Brasil: Maranhão e Ceará expandem defesa e regulamentação local das operações de apostas

O governo do Maranhão, um estado do Brasil, aderiu formalmente ao debate nacional sobre a regulamentação de apostas no Brasil ao apresentar um pedido ao Supremo Tribunal Federal para atuar como amicus curiae em uma das ações judiciais que contestam a constitucionalidade da lei federal de apostas esportivas.
O pedido, apresentado pela Procuradoria Geral do estado, argumenta que a lei fornece um “ambiente de jogo seguro e controlado” por meio de regras rígidas sobre jogo responsável e prevenção de dívidas.
Também destaca os benefícios econômicos de um setor regulamentado, mencionando a criação de empregos, a receita tributária e a formalização do emprego em tecnologia, marketing e suporte ao cliente.
“A regulamentação das apostas esportivas traz benefícios significativos para a economia e a sociedade”, diz a petição estadual. “Uma atividade regulada gera receita tributária substancial para a União, Estados e Municípios, fortalecendo as finanças públicas. ”

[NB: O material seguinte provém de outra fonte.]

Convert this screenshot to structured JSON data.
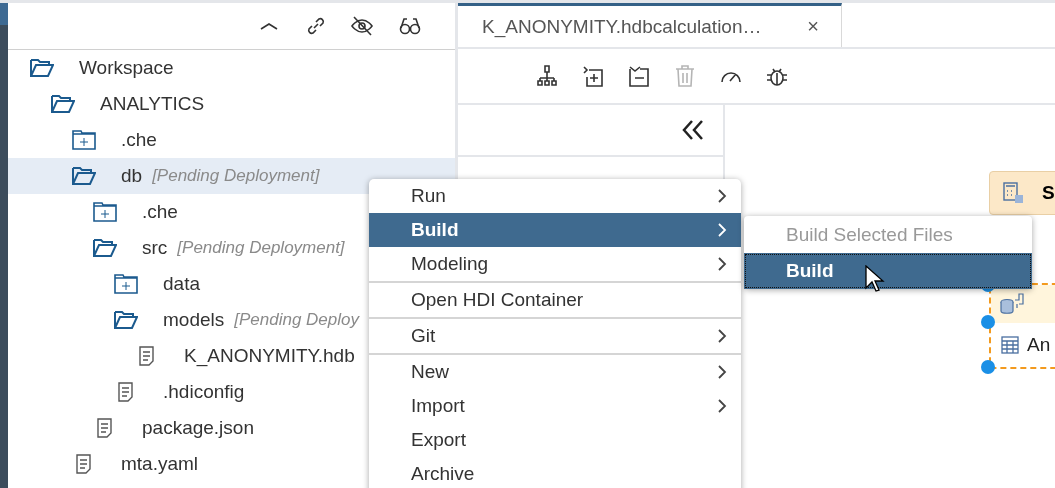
{
  "explorer": {
    "tree": [
      {
        "label": "Workspace",
        "kind": "folder",
        "expanded": true,
        "selected": false,
        "children": [
          {
            "label": "ANALYTICS",
            "kind": "folder",
            "expanded": true,
            "selected": false,
            "children": [
              {
                "label": ".che",
                "kind": "folder",
                "expanded": false,
                "selected": false
              },
              {
                "label": "db",
                "status": "[Pending Deployment]",
                "kind": "folder",
                "expanded": true,
                "selected": true,
                "children": [
                  {
                    "label": ".che",
                    "kind": "folder",
                    "expanded": false,
                    "selected": false
                  },
                  {
                    "label": "src",
                    "status": "[Pending Deployment]",
                    "kind": "folder",
                    "expanded": true,
                    "selected": false,
                    "children": [
                      {
                        "label": "data",
                        "kind": "folder",
                        "expanded": false,
                        "selected": false
                      },
                      {
                        "label": "models",
                        "status": "[Pending Deploy",
                        "kind": "folder",
                        "expanded": true,
                        "selected": false,
                        "children": [
                          {
                            "label": "K_ANONYMITY.hdb",
                            "kind": "file",
                            "selected": false
                          }
                        ]
                      },
                      {
                        "label": ".hdiconfig",
                        "kind": "file",
                        "selected": false
                      }
                    ]
                  },
                  {
                    "label": "package.json",
                    "kind": "file",
                    "selected": false
                  }
                ]
              },
              {
                "label": "mta.yaml",
                "kind": "file",
                "selected": false
              }
            ]
          }
        ]
      }
    ]
  },
  "editor": {
    "tabs": [
      {
        "label": "K_ANONYMITY.hdbcalculation…",
        "close": "×",
        "selected": true
      }
    ],
    "toolbar": [
      {
        "kind": "hierarchy",
        "disabled": false
      },
      {
        "kind": "add",
        "disabled": false
      },
      {
        "kind": "remove",
        "disabled": false
      },
      {
        "kind": "delete",
        "disabled": true
      },
      {
        "kind": "gauge",
        "disabled": false
      },
      {
        "kind": "debug",
        "disabled": false
      }
    ],
    "canvas": {
      "nodes": [
        {
          "kind": "projection",
          "title": "S"
        },
        {
          "kind": "source",
          "row": "An",
          "selected": true
        }
      ]
    }
  },
  "context_menu": {
    "items": [
      {
        "kind": "item",
        "label": "Run",
        "submenu": true,
        "selected": false
      },
      {
        "kind": "item",
        "label": "Build",
        "submenu": true,
        "selected": true
      },
      {
        "kind": "item",
        "label": "Modeling",
        "submenu": true,
        "selected": false
      },
      {
        "kind": "separator"
      },
      {
        "kind": "item",
        "label": "Open HDI Container",
        "submenu": false,
        "selected": false
      },
      {
        "kind": "separator"
      },
      {
        "kind": "item",
        "label": "Git",
        "submenu": true,
        "selected": false
      },
      {
        "kind": "separator"
      },
      {
        "kind": "item",
        "label": "New",
        "submenu": true,
        "selected": false
      },
      {
        "kind": "item",
        "label": "Import",
        "submenu": true,
        "selected": false
      },
      {
        "kind": "item",
        "label": "Export",
        "submenu": false,
        "selected": false
      },
      {
        "kind": "item",
        "label": "Archive",
        "submenu": false,
        "selected": false
      }
    ]
  },
  "submenu": {
    "items": [
      {
        "label": "Build Selected Files",
        "disabled": true,
        "selected": false
      },
      {
        "label": "Build",
        "disabled": false,
        "selected": true
      }
    ]
  }
}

A decisão do Maranhão também é vista como um esforço para proteger sua recém-criada loteria estadual, a Lotema, que poderia ser afetada se a Suprema Corte derrubar a estrutura nacional de apostas.
“Todos os estudos e procedimentos para a implementação da Loteria Estadual do Maranhão foram realizados com critérios rígidos”, afirmou o governo.
As ações judiciais na Corte, movidas pela Confederação Nacional do Comércio e pela Procuradoria Geral da República, continuam pendentes na gestão do ministro Luiz Fux.
Enquanto isso, o cenário regulatório continua evoluindo no nível municipal.
A cidade de Aratuba, no Ceará, lançou uma licitação para contratar uma empresa para gerenciar sua própria plataforma de apostas, juntando-se a pelo menos outros nove municípios do estado que aprovaram iniciativas semelhantes.
Em todo o Brasil, mais de 70 cidades brasileiras autorizaram projetos de loterias locais, uma tendência crescente que as autoridades federais ainda consideram irregular.